I've watched with growing bemusement as certain people have started to debate whether folksonomies will replace traditional categorization mechanisms. Posts such as The Innovator's Lemma by Clay Shirky, Put the social back into social tagging by David Weinberger and it's the social network, stupid! by Liz Lawley go back and forth about this very issue. This discussion reminds me of the article Don't Let Architecture Astronauts Scare You by Joel Spolsky where he wrote
A recent example illustrates this. Your typical architecture astronaut will take a fact like "Napster is a peer-to-peer service for downloading music" and ignore everything but the architecture, thinking it's interesting because it's peer to peer, completely missing the point that it's interesting because you can type the name of a song and listen to it right away.

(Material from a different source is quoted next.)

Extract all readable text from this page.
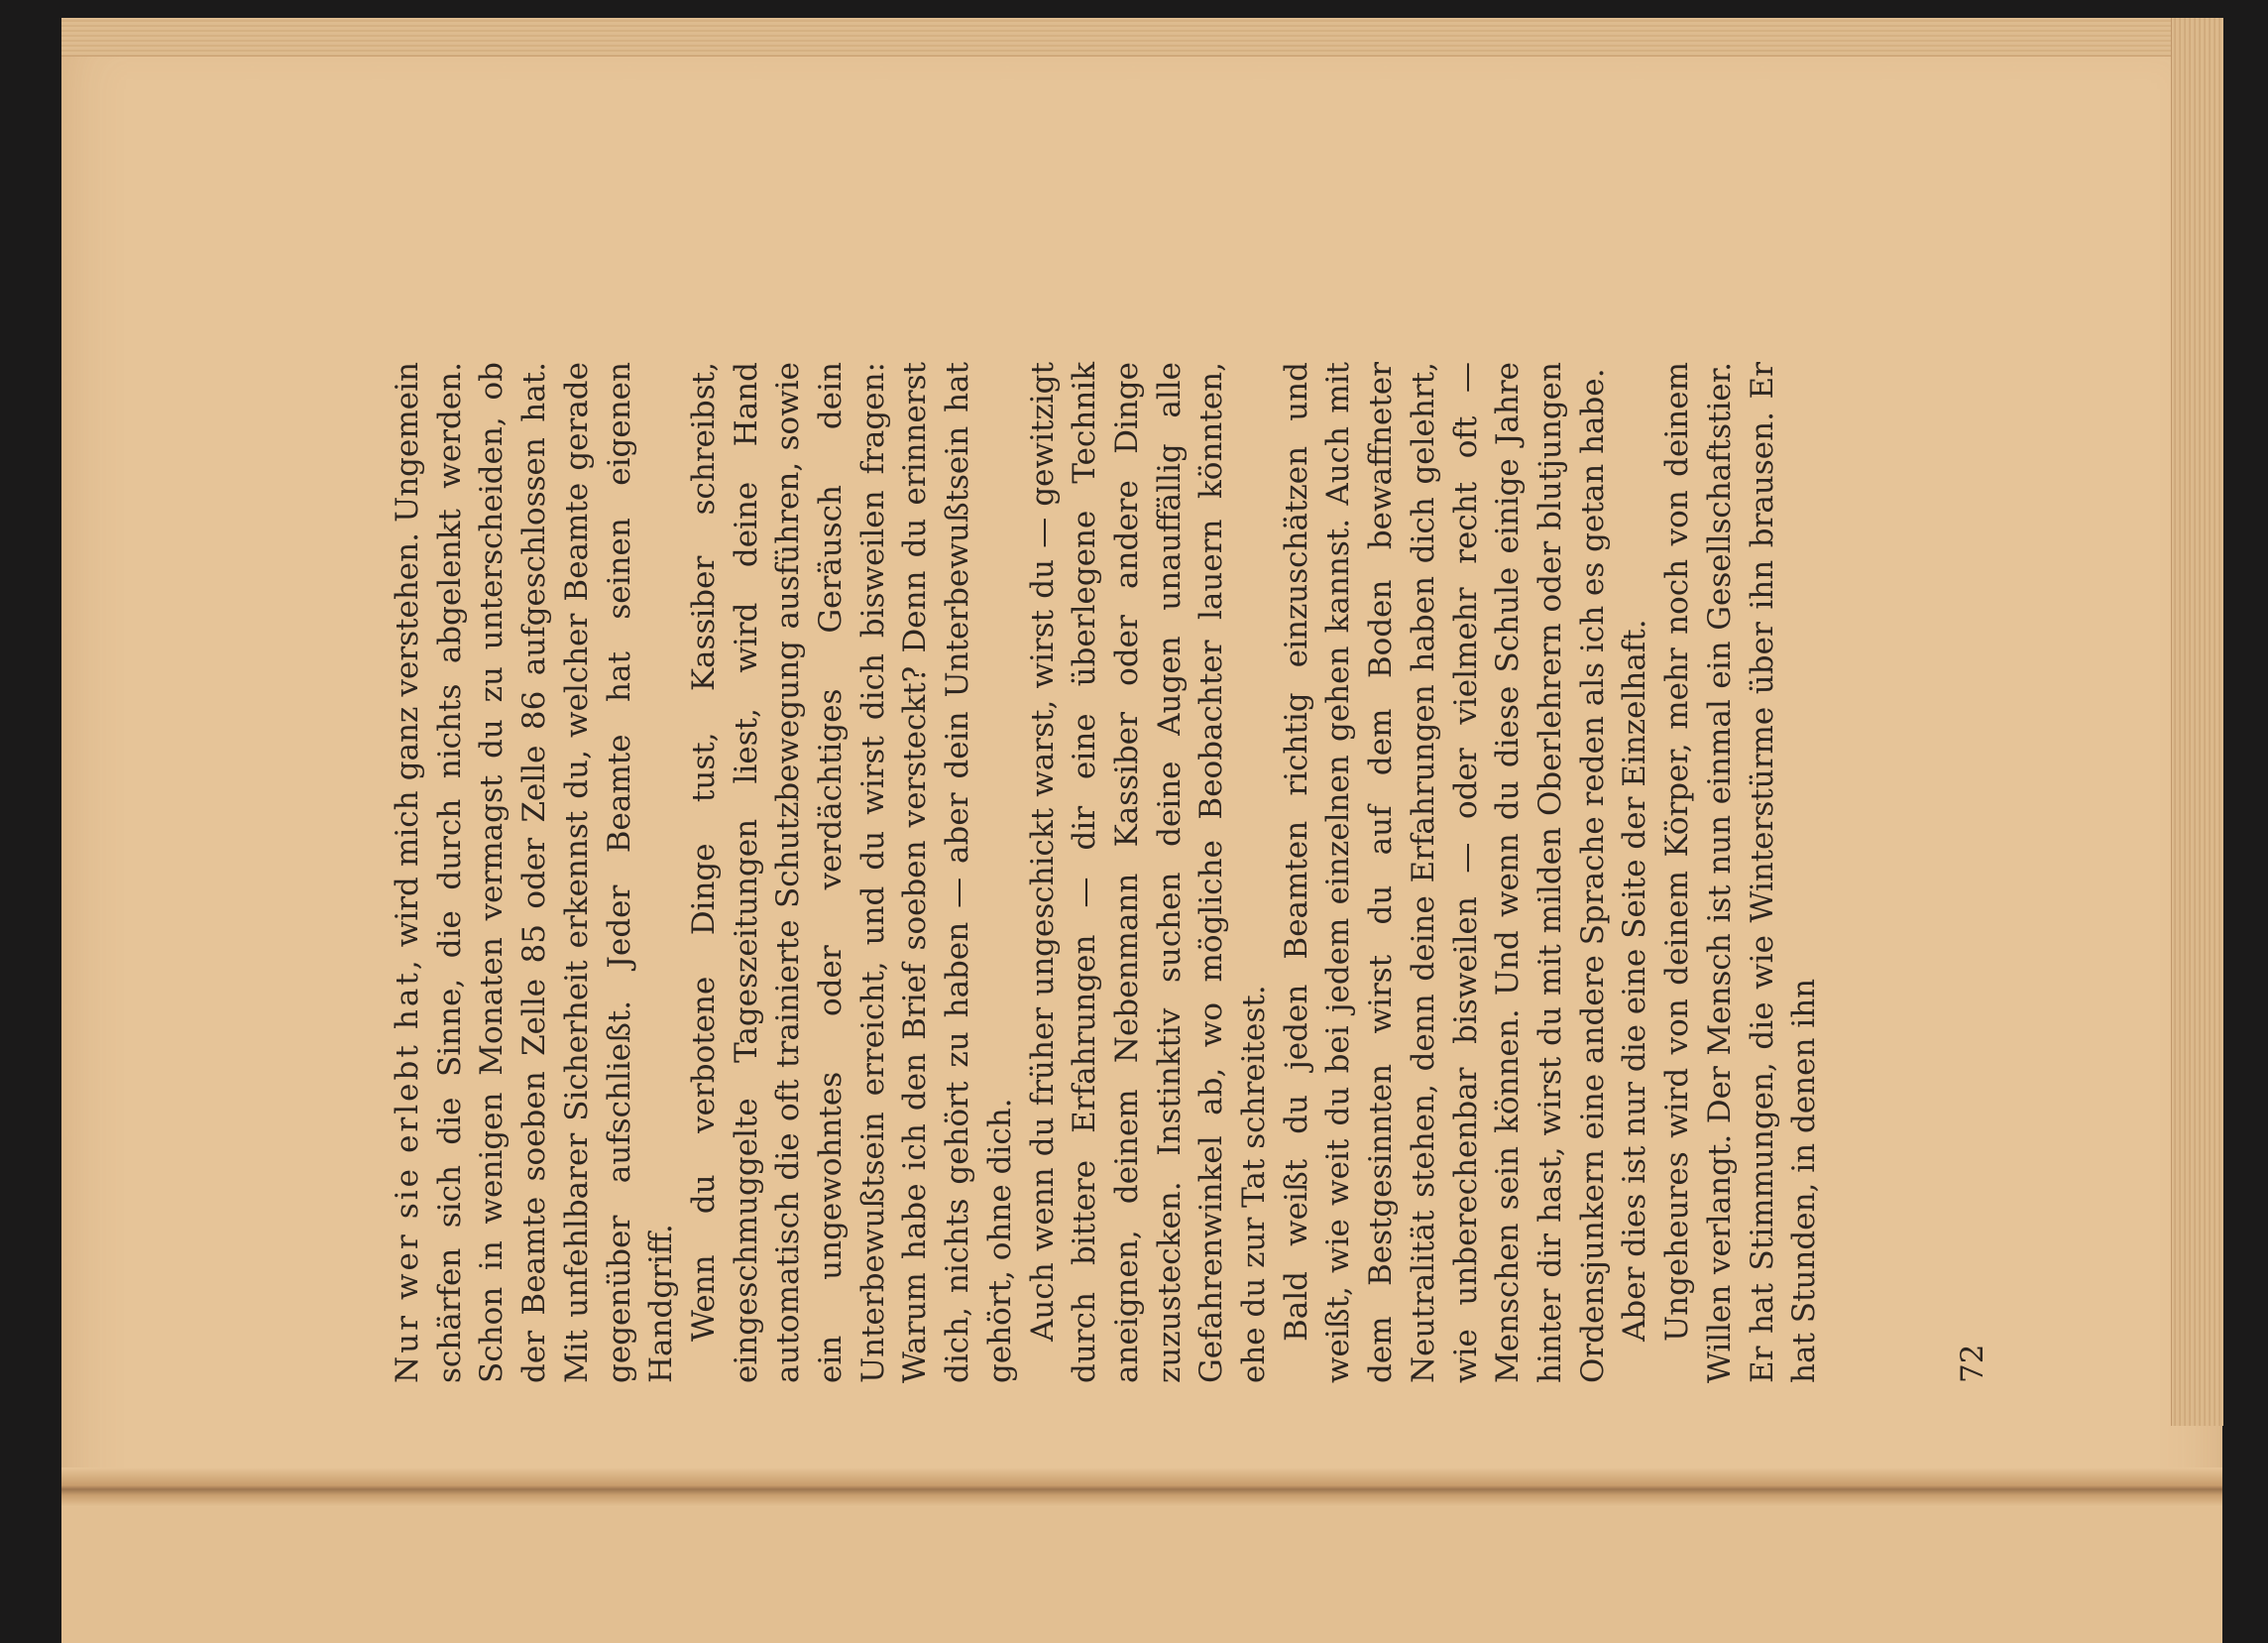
Nur wer sie erlebt hat, wird mich ganz verstehen. Ungemein schärfen sich die Sinne, die durch nichts abgelenkt werden. Schon in wenigen Monaten vermagst du zu unterscheiden, ob der Beamte soeben Zelle 85 oder Zelle 86 aufgeschlossen hat. Mit unfehlbarer Sicherheit erkennst du, welcher Beamte gerade gegenüber aufschließt. Jeder Beamte hat seinen eigenen Handgriff. Wenn du verbotene Dinge tust, Kassiber schreibst, eingeschmuggelte Tageszeitungen liest, wird deine Hand automatisch die oft trainierte Schutzbewegung ausführen, sowie ein ungewohntes oder verdächtiges Geräusch dein Unterbewußtsein erreicht, und du wirst dich bisweilen fragen: Warum habe ich den Brief soeben versteckt? Denn du erinnerst dich, nichts gehört zu haben — aber dein Unterbewußtsein hat gehört, ohne dich. Auch wenn du früher ungeschickt warst, wirst du — gewitzigt durch bittere Erfahrungen — dir eine überlegene Technik aneignen, deinem Nebenmann Kassiber oder andere Dinge zuzustecken. Instinktiv suchen deine Augen unauffällig alle Gefahrenwinkel ab, wo mögliche Beobachter lauern könnten, ehe du zur Tat schreitest. Bald weißt du jeden Beamten richtig einzuschätzen und weißt, wie weit du bei jedem einzelnen gehen kannst. Auch mit dem Bestgesinnten wirst du auf dem Boden bewaffneter Neutralität stehen, denn deine Erfahrungen haben dich gelehrt, wie unberechenbar bisweilen — oder vielmehr recht oft — Menschen sein können. Und wenn du diese Schule einige Jahre hinter dir hast, wirst du mit milden Oberlehrern oder blutjungen Ordensjunkern eine andere Sprache reden als ich es getan habe. Aber dies ist nur die eine Seite der Einzelhaft. Ungeheures wird von deinem Körper, mehr noch von deinem Willen verlangt. Der Mensch ist nun einmal ein Gesellschaftstier. Er hat Stimmungen, die wie Winterstürme über ihn brausen. Er hat Stunden, in denen ihn	72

All they'll talk about is peer-to-peer this, that, and the other thing. Suddenly you have peer-to-peer conferences, peer-to-peer venture capital funds, and even peer-to-peer backlash with the imbecile business journalists dripping with glee as they copy each other's stories: "Peer To Peer: Dead!"
I think Clay is jumping several steps ahead to conclude that explicit classification schemes will give way to categorization by users. The one thing people are ignoring in this debate (as in all technical debates) is that the various implementations of folksonomies are popular because of the value they provide to the user. When all is said and done, del.icio.us is basically a linkblog and Flickr isn't much different from a photoblog/moblog. This provides inherent value to the user and as a side effect [from the users perspective] each new post becomes part of an ecosystem of posts on the same topic which can then be browsed by others. It isn't clear to me that this dynamic exists everywhere else explicit classification schemes are used today.
One thing that is clear to me is that personal publishing via RSS and the various forms of blogging have found a way to trample all the arguments against metadata in Cory Doctorow's Metacrap article from so many years ago. Once there is incentive for the metadata to be accurate and it is cheap to create there is no reason why some of the scenarios that were decried as utopian by Cory Doctorow in his article can't come to pass. So far only personal publishing has provided the value to end users to make both requirements (accurate & cheap to create) come true.
Postscript: Coincidentally I just noticed a post entitled Meet the new tag soup by Phil Ringnalda pointing out that emphasizing end-user value is needed to woo people to create accurate metadata in the case of using semantic markup in HTML. So far most of the arguments I've seen for semantic markup [or even XHTML for that matter] have been academic. It would be interesting to see what actual value to end users is possible with semantic markup or whether it really has been pointless geekery as I've suspected all along.